In einer Zeit, in der eine Kuh zwei Piaster kostete, ein normaler Seemann keine Versicherung hatte, die wenigsten Menschen lesen konnten und die Kluft zwischen Arm und Reich einer Kastentrennung glich, war Morgans Kodex wohl durchaus ein Anreiz für Mittellose, sich den Seeräubern anzuschließen. Selbst der Seefahrer James Cook konnte nicht vom Stand aus seiner Berufung folgen: Als Sohn eines Taglöhners stand ihm kein Kapitänspatent zu. Um es zu bekommen, musste er erst die Welt umsegeln. Piratenkapitäne wurden hingegen gewählt. "Der Beste wurde Kapitän und konnte auch wieder abgewählt werde. Es herrschte ein pro-demokratisches System, in dem man durch eigene Tüchtigkeit reich werden konnte", sagt Alexandra Ganser vom Institut für Anglistik und Amerikanistik der Universität Wien.
In dem vom Wissenschaftsfonds FWF mit 150.000 Euro geförderten Projekt "Die Piratenfigur auf den Fahnen verschiedener Ideologien" erforscht Ganser die literarische Darstellung der Hochblüte der Piraterie im 17. Jahrhundert. Dabei findet sie durchaus Parallelen zur Gegenwart. "Piraten erscheinen besonders häufig, wenn die Kultur in einer Krise steckt", erklärt sie. Das sei während Kolonialisierung so gewesen ebenso wie vor dem Hintergrund der Globalisierung. Allerdings nimmt die Piraterie heute durchaus andere Ausprägungen an.

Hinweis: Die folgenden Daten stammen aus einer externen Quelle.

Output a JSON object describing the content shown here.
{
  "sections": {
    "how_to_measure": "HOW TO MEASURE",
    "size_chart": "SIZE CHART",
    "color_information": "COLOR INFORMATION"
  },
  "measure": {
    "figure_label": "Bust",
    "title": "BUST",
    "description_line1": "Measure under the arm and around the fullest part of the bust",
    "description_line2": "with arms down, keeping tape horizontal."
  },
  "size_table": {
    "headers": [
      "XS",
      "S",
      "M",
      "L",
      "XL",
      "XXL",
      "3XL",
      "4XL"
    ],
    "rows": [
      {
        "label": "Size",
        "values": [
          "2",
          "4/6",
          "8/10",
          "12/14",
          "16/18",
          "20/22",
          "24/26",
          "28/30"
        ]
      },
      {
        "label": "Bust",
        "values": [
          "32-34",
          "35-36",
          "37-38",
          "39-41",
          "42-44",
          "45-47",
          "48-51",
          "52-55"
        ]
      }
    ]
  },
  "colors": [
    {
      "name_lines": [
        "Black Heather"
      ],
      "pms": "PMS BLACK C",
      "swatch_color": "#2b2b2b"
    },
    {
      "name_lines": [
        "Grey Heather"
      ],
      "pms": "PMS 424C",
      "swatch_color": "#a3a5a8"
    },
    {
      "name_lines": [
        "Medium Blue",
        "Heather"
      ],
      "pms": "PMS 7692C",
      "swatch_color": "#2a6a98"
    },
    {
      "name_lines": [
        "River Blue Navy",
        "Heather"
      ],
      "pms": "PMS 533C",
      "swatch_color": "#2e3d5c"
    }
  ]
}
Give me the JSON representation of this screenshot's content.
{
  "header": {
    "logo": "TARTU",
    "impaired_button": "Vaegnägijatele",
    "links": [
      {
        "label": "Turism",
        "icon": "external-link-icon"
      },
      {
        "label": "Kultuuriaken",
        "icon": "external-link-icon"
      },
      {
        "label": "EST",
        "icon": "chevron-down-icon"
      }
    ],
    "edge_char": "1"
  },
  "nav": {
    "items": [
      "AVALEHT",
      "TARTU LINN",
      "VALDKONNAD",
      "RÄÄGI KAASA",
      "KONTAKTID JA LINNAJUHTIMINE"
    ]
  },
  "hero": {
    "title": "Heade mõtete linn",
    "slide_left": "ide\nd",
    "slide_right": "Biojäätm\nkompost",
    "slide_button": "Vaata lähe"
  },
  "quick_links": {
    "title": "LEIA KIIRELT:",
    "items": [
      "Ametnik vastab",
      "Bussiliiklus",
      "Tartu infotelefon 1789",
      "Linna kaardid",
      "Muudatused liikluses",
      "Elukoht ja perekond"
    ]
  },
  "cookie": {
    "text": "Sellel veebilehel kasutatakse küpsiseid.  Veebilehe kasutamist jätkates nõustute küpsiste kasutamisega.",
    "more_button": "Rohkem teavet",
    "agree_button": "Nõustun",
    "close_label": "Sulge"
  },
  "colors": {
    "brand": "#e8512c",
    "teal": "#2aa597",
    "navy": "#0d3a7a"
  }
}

"Die Entdeckung der neuen Welt im 17. Jahrhundert löste Verunsicherung aus", sagt die Forscherin: "Alles war plötzlich anders: Geografie, Landkarten, Entfernungen. Es gab anders aussehende Menschen, Städte und Länder. Ständig wurden unglaubliche Tiere und Pflanzen beschrieben, die man noch nie gesehen hatte." Da die Berichte so unerhört waren und die Grenzen zwischen Literatur und Sachtexten fließend verliefen, lasen sich viele Beschreibungen der Wirklichkeit wie Fiktion. Augenzeugenberichte kamen Beweisen gleich. Und so beschrieben Piraten, mit Landkarten unterlegt, fast wissenschaftlich die Karibik oder Kontakte mit der indigenen Bevölkerung aus erster Hand. Die Texte, in denen sie sich als Schiffsärzte oder Köche ausgaben um nicht am Galgen zu enden, "halfen dem British Empire, die neue Welt zu entdecken und zu erfassen", erläutert Ganser.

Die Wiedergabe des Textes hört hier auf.